In the first phase of clinical testing, few definite conclusions about the treatment other than lack of acute toxicity can be drawn, but researchers were encouraged by a decrease in overall tumor burden both clinically and in laboratory examination of tumor samples after a daily dosing of BMS-936558 for ten weeks.
The study first looked at overall safety profile in 122 patients, following up with a second study of 76 patients that focused on the treatment's effect on cancer progression.
Most patients had a predictable side effect profile of fatigue, rash, diarrhea and itching, but severe lung inflammation leading to death occurred in three of the cancer patients.
First author of the study, Julie Brahmer, MD, concluded that the antibody showed enough promise for her team to continue the clinical trial.
The next phase of testing will also include patients who have shown no response to previous treatments such as platinum based chemotherapies or tyrosine kinase inhibitors. Researchers concluded that the drug trials showed a clear benefit to the patients' quality of life.
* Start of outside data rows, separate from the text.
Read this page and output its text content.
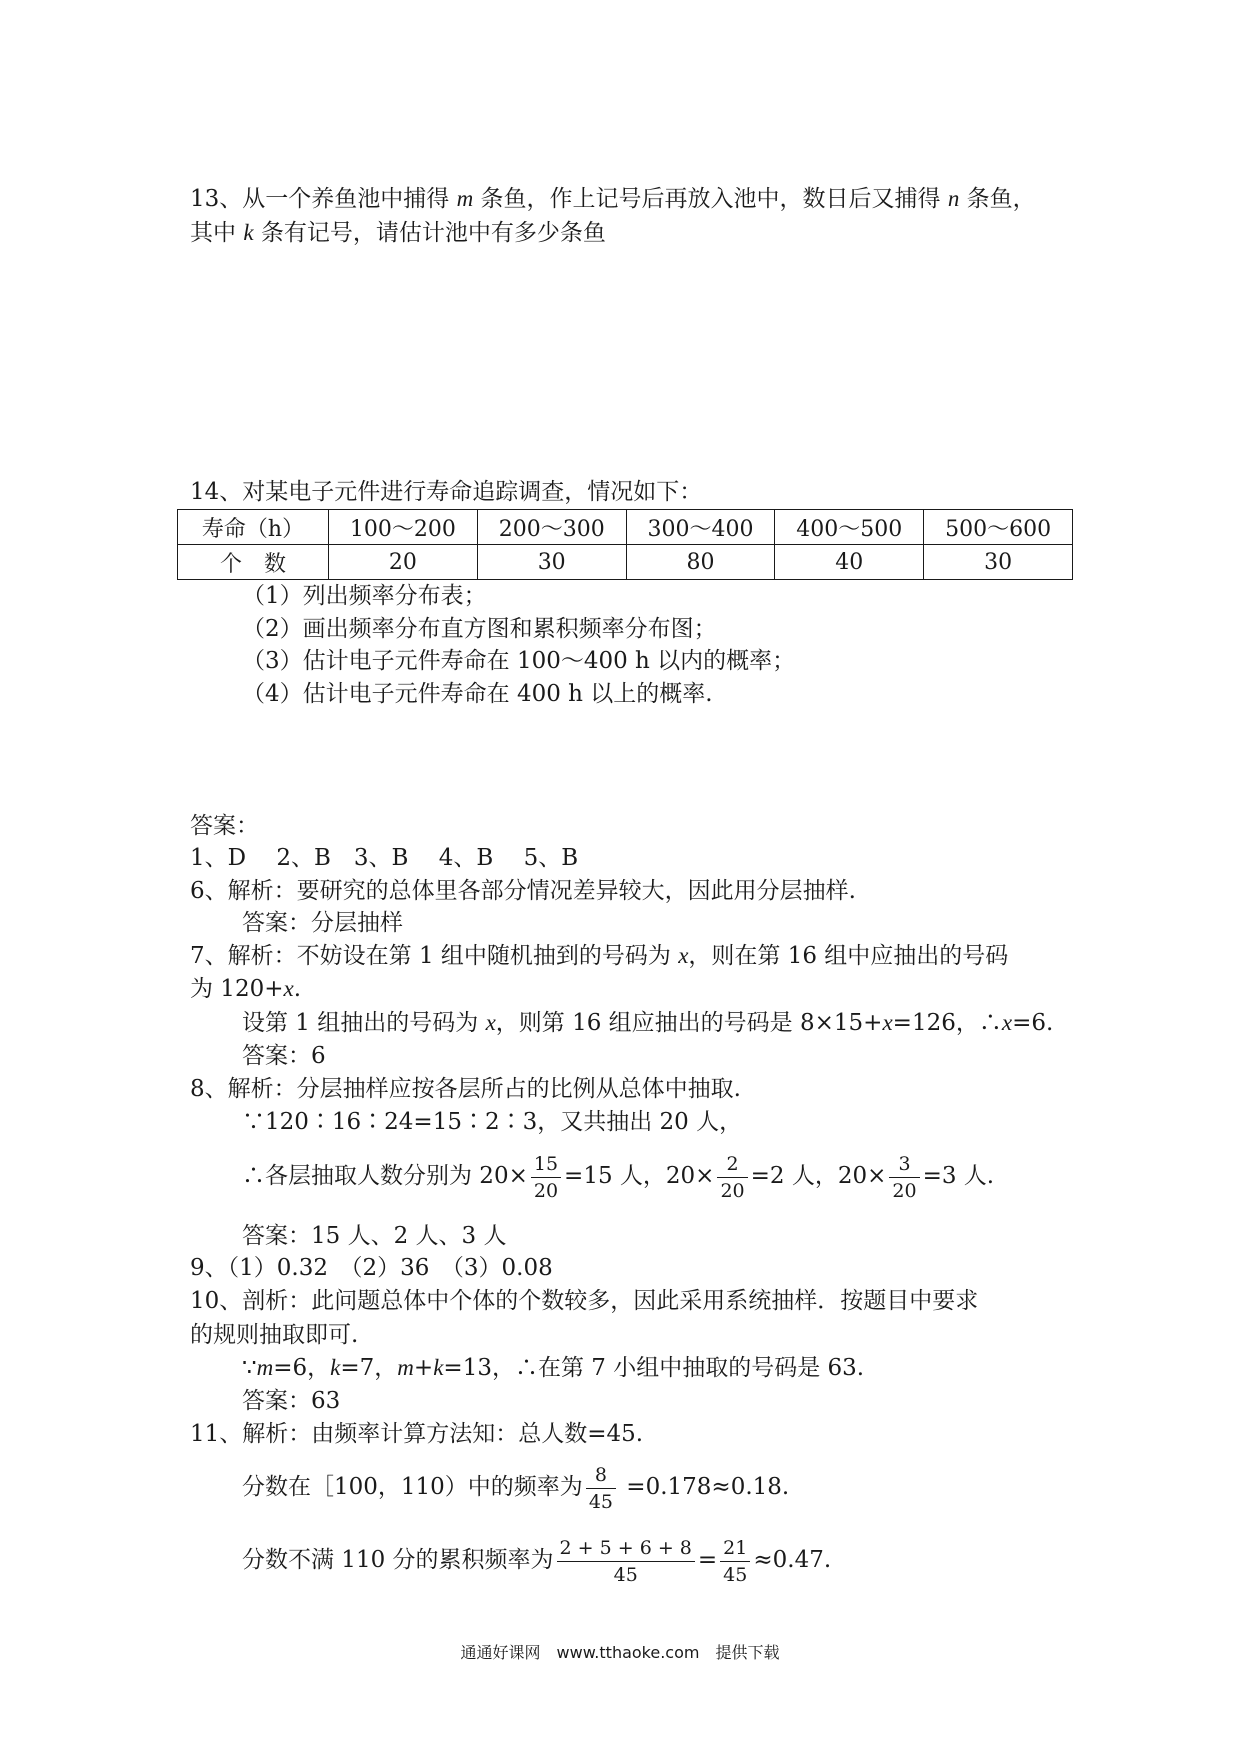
13、从一个养鱼池中捕得 m 条鱼，作上记号后再放入池中，数日后又捕得 n 条鱼，
其中 k 条有记号，请估计池中有多少条鱼
14、对某电子元件进行寿命追踪调查，情况如下：
寿命（h）	100～200	200～300	300～400	400～500	500～600
个　数	20	30	80	40	30
（1）列出频率分布表；
（2）画出频率分布直方图和累积频率分布图；
（3）估计电子元件寿命在 100～400 h 以内的概率；
（4）估计电子元件寿命在 400 h 以上的概率.
答案：
1、D　 2、B　3、B　 4、B　 5、B
6、解析：要研究的总体里各部分情况差异较大，因此用分层抽样.
答案：分层抽样
7、解析：不妨设在第 1 组中随机抽到的号码为 x，则在第 16 组中应抽出的号码
为 120+x.
设第 1 组抽出的号码为 x，则第 16 组应抽出的号码是 8×15+x=126，∴x=6.
答案：6
8、解析：分层抽样应按各层所占的比例从总体中抽取.
∵120∶16∶24=15∶2∶3，又共抽出 20 人，
∴各层抽取人数分别为 $20\times \frac{15}{20} =15$ 人，$20\times \frac{2}{20} =2$ 人，$20\times \frac{3}{20} =3$ 人.
答案：15 人、2 人、3 人
9、（1）0.32　（2）36　（3）0.08
10、剖析：此问题总体中个体的个数较多，因此采用系统抽样．按题目中要求
的规则抽取即可.
∵m=6，k=7，m+k=13，∴在第 7 小组中抽取的号码是 63.
答案：63
11、解析：由频率计算方法知：总人数=45.
分数在［100，110）中的频率为 $\frac{8}{45} =0.178\approx 0.18$.
分数不满 110 分的累积频率为 $\frac{2 + 5 + 6 + 8}{45} = \frac{21}{45} \approx 0.47$.
通通好课网　www.tthaoke.com　提供下载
Initial conclusions from the trial showed that 18 percent of patients treated with the BMS-936558 antibody had a measurable improvement in their symptoms, and 26 percent still had no signs of cancer progression when evaluated at the 24 week mark.
Giuseppe Giaccone of the National Cancer Institute, MD/PhD, mentioned during the conference that BMS-936588 had fewer severe side effects than ipilimumab, a similar antibody currently undergoing testing for use in non small cell lung cancer.
Although he stated that the deaths from lung inflammation needed to be investigated further, Dr. Giaccone felt that there was clear potential for the drug's future trials, partly due to evidence of effectiveness in some types of lung cancer that do not have effective treatments available at the present time.
Research data presented at conferences is considered preliminary until publication in a peer-reviewed journal.
Financial relationships disclosed by research teams in this article included ties to ARIAD, Chugai Pharma, Daiichi Sankyo, Pfizer, Millennium, Novartis, AstraZeneca, Agios, Biogen Idec, Boehringer Ingelheim, Bristol-Myers Squibb, Celgene, Endo Pharmaceuticals, GATEKEEPER Pharmaceuticals, Genentech, GlaxoSmithKline, Quintiles, Sanofi, Abbott Laboratories & Abbott Molecular, Intellikine, Merck, Merrimack, Amgen, Clovis Oncology, and OSI/Astellas.